Entretien avec Charles Guillemet de Ledger : comment sécuriser ses cryptomonnaies ?

Entretien avec Charles Guillemet, directeur de la technologie de Ledger

Alors que nombre de nouveaux arrivants dans les cryptomonnaies peuvent venir à des fins d’investissement, l’une des innovations majeures permises par le Web3 est la possibilité d’être soi-même réellement propriétaire de ses fonds.

Pourtant, la self-custody, ou autogarde, est un concept régulièrement relayé au second plan par les plateformes centralisées. Mais le bear market a montré de multiples arguments en faveur du fait d’être pleinement en mesure de posséder ses fonds.

En matière d’autogarde, Ledger est le leader mondial permettant d’apporter une couche de sécurité à nos cryptomonnaies. C’est pourquoi nous sommes allés à la rencontre de Charles Guillemet, directeur de la technologie de l’entreprise, qui nous a partagé sa vision du sujet.

Peux-tu te présenter et revenir sur ton parcours chez Ledger ?
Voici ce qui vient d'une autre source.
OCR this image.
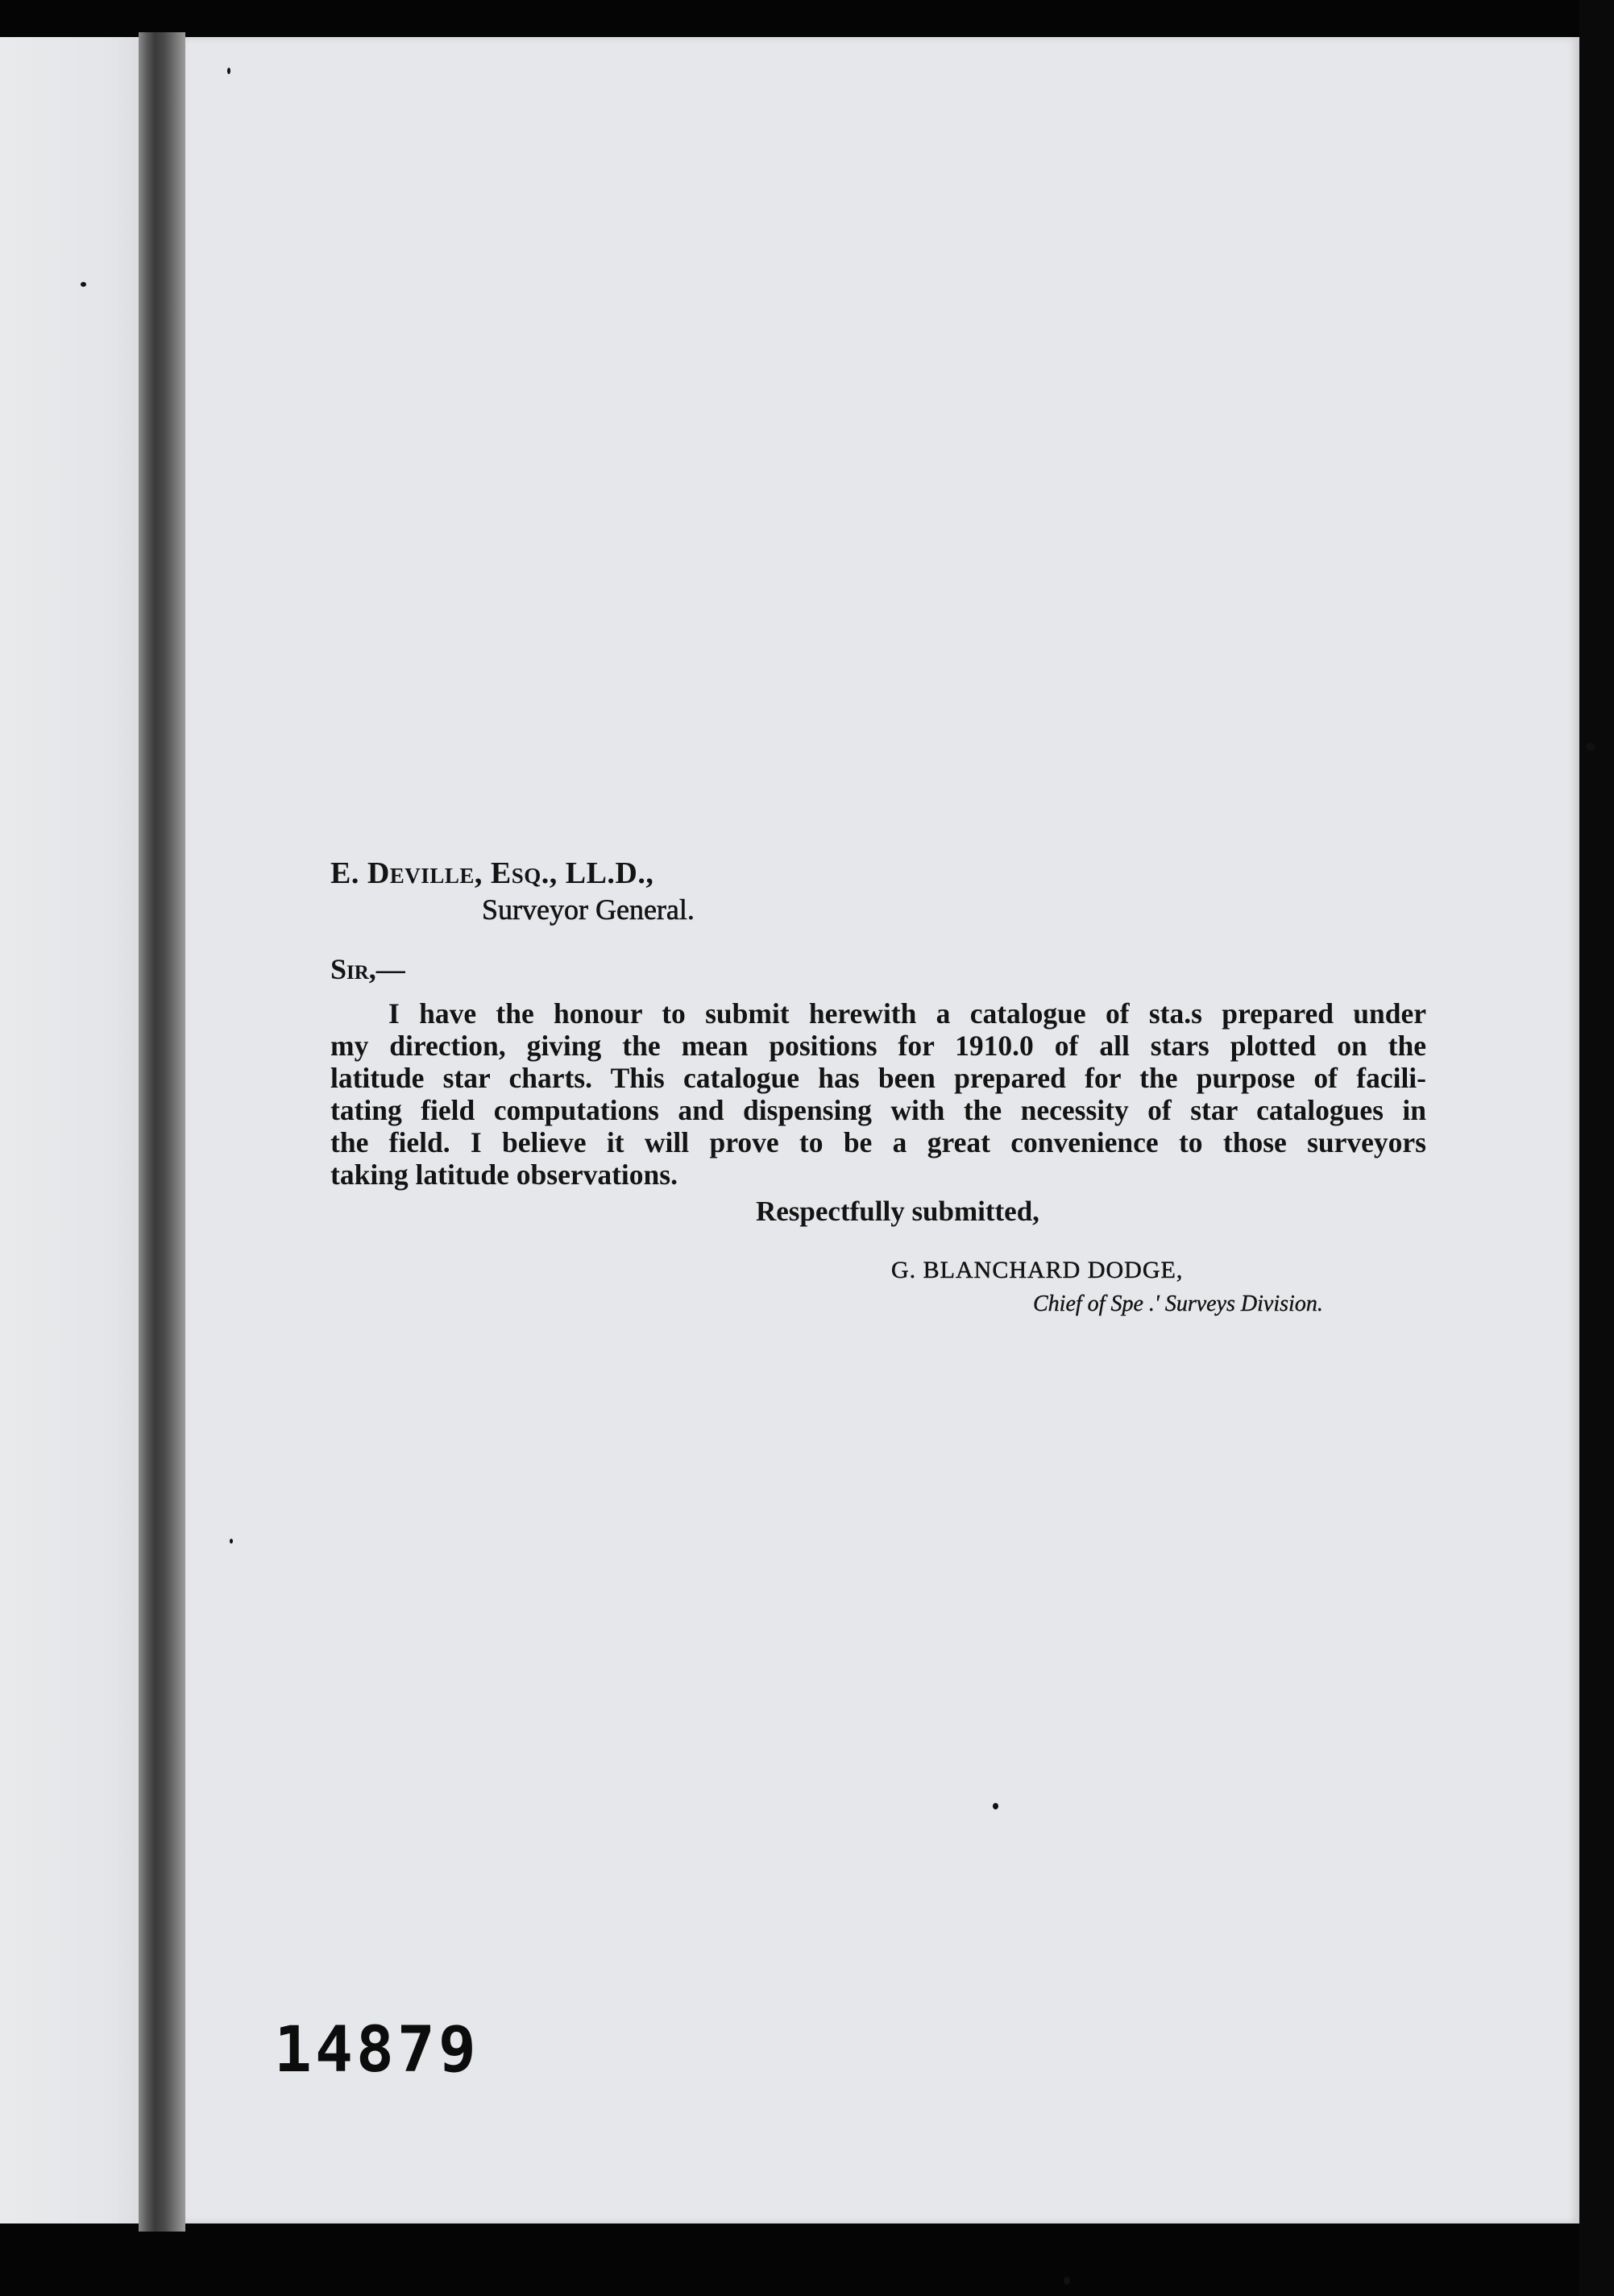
E. Deville, Esq., LL.D.,
Surveyor General.
Sir,—
I have the honour to submit herewith a catalogue of sta.s prepared under
my direction, giving the mean positions for 1910.0 of all stars plotted on the
latitude star charts. This catalogue has been prepared for the purpose of facili-
tating field computations and dispensing with the necessity of star catalogues in
the field. I believe it will prove to be a great convenience to those surveyors
taking latitude observations.
Respectfully submitted,
G. BLANCHARD DODGE,
Chief of Spe .' Surveys Division.
14879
« Charles Guillemet, je suis le CTO de Ledger, je suis en charge de la technologie en général : engineering, architecture, infrastructure, sécurité, innovation. La cryptographie et la sécurité sont des sujets qui m’intéressent depuis que j’ai 12 ans. Quand j’ai récupéré un ordinateur pour la première fois, la première chose que j’ai essayé de faire à l’époque, c’était de voir ce qu’il y avait dedans et si l’on pouvait le hacker. J’en ai fait mon métier bien après, j’ai étudié l’informatique, les mathématiques et enfin la cryptographie. J’ai travaillé à la foi à concevoir des solutions de sécurité et à essayer de les casser. J’ai rejoint Ledger il y a un peu plus de 5 ans, à l’époque où c’était une petite startup d’une quarantaine de personnes. »

En premier lieu, Charles Guillemet a créé le département de sécurité de Ledger : le Donjon. Il a ensuite créé l’équipe certification, avant de devenir le CTO (Chief Technical Officer / Directeur de la technologie) de l’entreprise un peu plus d’un an plus tard.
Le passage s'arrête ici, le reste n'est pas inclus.